Distributor Node
The Distributor Node is used to horizontally scale single, large transactions. It splits data records into batches, which are then processed in parallel by downstream nodes. This workload is distributed across multiple machines or pods, data for each output flow terminal is aggregated in distribution-order by the distributor node. The adapter for the output flow terminal acts on the aggregated data.
Use Cases and Scaling:
A typical use case for the Distributor node is in a Kubernetes environment where multiple pods are available to execute REST endpoints, but each pod has limited CPU power.

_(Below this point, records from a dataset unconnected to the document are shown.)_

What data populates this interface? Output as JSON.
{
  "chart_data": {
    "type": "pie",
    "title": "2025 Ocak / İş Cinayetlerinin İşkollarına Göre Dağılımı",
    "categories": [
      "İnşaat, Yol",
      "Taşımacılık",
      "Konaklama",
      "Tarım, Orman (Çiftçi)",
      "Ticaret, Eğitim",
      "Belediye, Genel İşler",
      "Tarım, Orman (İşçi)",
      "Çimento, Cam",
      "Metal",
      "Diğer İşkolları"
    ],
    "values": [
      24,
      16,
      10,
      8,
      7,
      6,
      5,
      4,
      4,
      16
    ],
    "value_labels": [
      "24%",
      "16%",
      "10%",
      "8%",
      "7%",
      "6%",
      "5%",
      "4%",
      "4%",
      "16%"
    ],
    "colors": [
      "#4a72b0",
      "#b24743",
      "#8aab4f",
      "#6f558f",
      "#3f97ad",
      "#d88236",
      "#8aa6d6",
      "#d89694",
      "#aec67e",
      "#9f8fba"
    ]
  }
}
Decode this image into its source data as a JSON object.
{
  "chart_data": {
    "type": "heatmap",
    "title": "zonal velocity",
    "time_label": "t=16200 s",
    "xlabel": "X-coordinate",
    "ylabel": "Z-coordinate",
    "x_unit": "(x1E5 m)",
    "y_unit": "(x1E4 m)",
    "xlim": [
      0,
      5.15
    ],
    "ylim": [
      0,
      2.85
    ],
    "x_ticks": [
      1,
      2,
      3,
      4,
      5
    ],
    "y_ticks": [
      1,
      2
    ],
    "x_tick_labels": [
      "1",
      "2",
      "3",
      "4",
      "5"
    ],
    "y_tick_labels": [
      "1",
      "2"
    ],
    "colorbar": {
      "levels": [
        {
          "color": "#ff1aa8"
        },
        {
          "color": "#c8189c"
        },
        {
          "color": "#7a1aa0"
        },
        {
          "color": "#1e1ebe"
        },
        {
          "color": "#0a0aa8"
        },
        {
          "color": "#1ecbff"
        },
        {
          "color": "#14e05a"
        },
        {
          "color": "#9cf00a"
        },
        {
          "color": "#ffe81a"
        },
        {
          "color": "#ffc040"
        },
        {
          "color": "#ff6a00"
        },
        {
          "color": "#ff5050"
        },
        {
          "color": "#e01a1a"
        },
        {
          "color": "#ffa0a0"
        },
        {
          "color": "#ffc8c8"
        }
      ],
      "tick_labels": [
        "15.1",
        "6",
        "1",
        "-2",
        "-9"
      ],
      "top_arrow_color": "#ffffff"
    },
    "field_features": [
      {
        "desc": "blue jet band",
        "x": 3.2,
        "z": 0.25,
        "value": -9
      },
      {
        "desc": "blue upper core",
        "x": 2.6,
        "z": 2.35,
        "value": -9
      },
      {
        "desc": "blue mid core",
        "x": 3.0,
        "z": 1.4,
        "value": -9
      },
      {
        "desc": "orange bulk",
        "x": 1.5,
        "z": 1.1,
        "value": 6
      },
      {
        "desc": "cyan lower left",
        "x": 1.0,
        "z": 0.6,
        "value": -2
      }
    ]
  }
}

While a Split Node provides vertical scaling within a single pod, the pod's CPU limit defines the ceiling of that scaling. To move beyond this limit, a Distributor Node can be placed before the Split node to distribute the payload across multiple pods (horizontal scaling). Each individual pod then uses a Split node to achieve vertical scaling locally.
Additionally, distributing data across multiple pods optimizes memory usage by improving heap management and limiting memory fragmentation. Kubernetes can automatically scale by adding and removing REST pods as CPU or memory utilization increases and decreases, respectively.
Technical Specifications:
- Flow Position: The Distributor node must be the first node in a flow. Consequently, it does not have input terminals.
- Data Sources: The node consumes data from either a Map or directly from a File.
- Dynamic Configuration: File names and batch sizes can be dynamically assigned using flow variables.